It is a no-brainer that when there is an increase in digital payments, a proportionate rise in fraud is a given. But India’s payment digitisation programme has gone ahead without a requisite improvement in the infrastructure for fraud detection and prevention.
Over the past five years, the volume of digital payments has grown by a factor of 10 and an additional growth of 10 times in three years has been targetted.
This is expected to be driven by a shift from high value, low volume, high cost transactions to low value, high volume, low cost transactions, ultimately leading to a decline in cash transactions.
The Reserve Bank of India has gone on an overdrive, publicising its ombudsman role in dealing with complaints of bank customers, and it is imperative that these should include complaints of online fraud. But there has neither been a rejig of the RBI grievance redressal system nor the creation of an appropriate mechanism to deal with the problem.
The RBI has been airing TV commercials featuring members of the Indian cricket team, highlighting what it claims as the proactive approach of the banking ombudsman in dealing with customer complaints. The ad, for instance, describes the ombudsman’s role as similar to the third umpire in cricket and holds out big hope for customers.
A Bengaluru-based IT professional, who took the promise to heart, was, however, in for a rude shock when a complaint to the ombudsman about the diversionary tactics adopted by his bank, which happens to be Standard Chartered, in relation to an online fraud amounting to about a lakh of rupees, committed using his debit card by fraudsters based in Ukraine, notorious as one of the global capitals of online payment fraud, failed to yield any response from the RBI mechanism. The case has been pending since February this year and the bank keeps asking for extension to time for further investigations.
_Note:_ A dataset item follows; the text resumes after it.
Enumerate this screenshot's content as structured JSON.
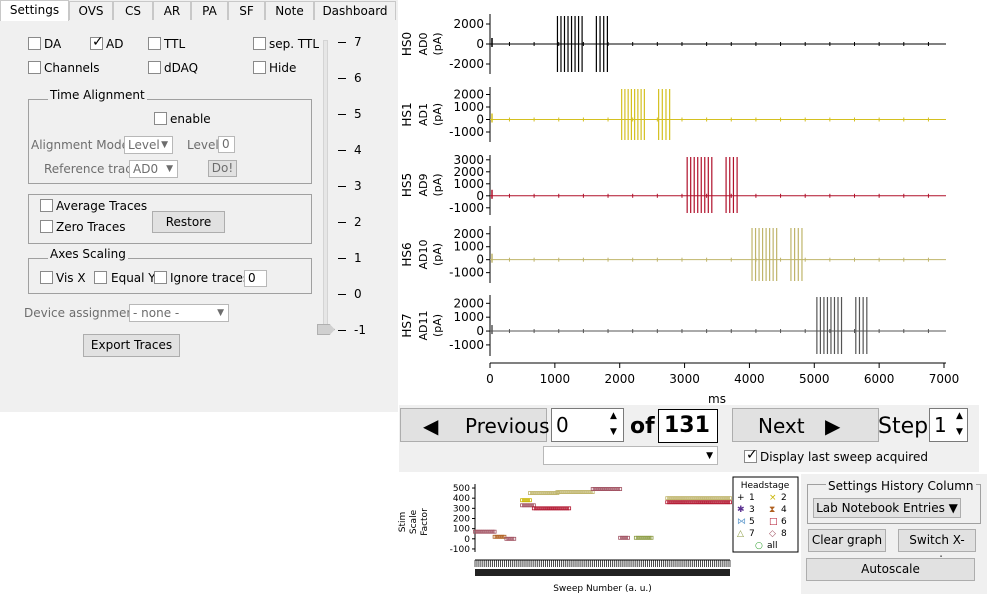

Making it even more insulting, a member of the bank’s so-called fraud detection team told the complainant that his complaint to ombudsman would only end up with the bank and that he need not expect anything to come out of it, so the man claims.
According to him, the bank has been asking for repeated extension of time to resolve the issue on the pretext that the investigation is still going on.
They expect to achieve during another extension what they could not do for eight months. The man claims that this is merely delaying tactics and he does not seem to be much off the way.
Irrespective of what the RBI has been trying to project, the typical response by the bank gives away the lackadaisical manner with which the banks, particularly foreign banks operating in India, treat communications from the ombudsman.
Perhaps, there is no point in blaming them as the phenomenal increase in the number of frauds has not drawn an adequate response from the RBI to suitably amend the terms of reference of the ombudsman to include banking frauds as well.
The terms do not even find a mention of the term online fraud and include only sweeping generalisations about the financial services provided by the bank and ‘breach of a contract, statutory obligation, industry code or principles of good banking practice’.
It is common knowledge that the contract between the bank and the customer at the time of opening the account is heavily loaded in favour of the bank as opposed to the interests of the customer.
So, more often than not, the banks manage to get away by laying the blame on the customers. When it is an issue between the individual customer and the bank, it ends up as an unequal fight between an individual and the clout of an institution and invariably the dice falls in favour of the bank. In view of this, the ombudsman ends up being a mute spectator.
Under the RBI rules, the liability of the customers to card fraud is limited and the banks are to be held responsible if the fraud occurred due to negligence on its part or a third party.
Early this year, the Kerala High Court ruled that banks cannot be absolved of liability for unauthorised withdrawals from their customers' accounts and that SMS alerts cannot be the basis to determine the liability of a customer, for there would be account holders who may not be in the habit of checking SMS alerts regularly.
But the banks continue to disregard these strictures and continue to put their customer victims to disadvantage. The situation is so bad that a panel of the RBI itself has recommended that there is urgent need to put in place a mechanism for resolving online frauds.
The Committee on Deepening of Digital Payments has, in fact, recommended the institution of ‘a next generation grievance redressal mechanism’ which will ensure speedier response to complaints.
The committee observes that as digital payments become ubiquitous, and grow in volume, the number of disputes is likely to grow as well and can easily overwhelm the payment system. It is not possible to rely on face-to-face, call centres, or e-mail to handle these disputes, it points out.
The committee has, therefore, recommended an online dispute resolution system, which is fast and fair and also includes all parties to the transaction.
Arjavi Indraneesh is a freelance journalist. Views are personal.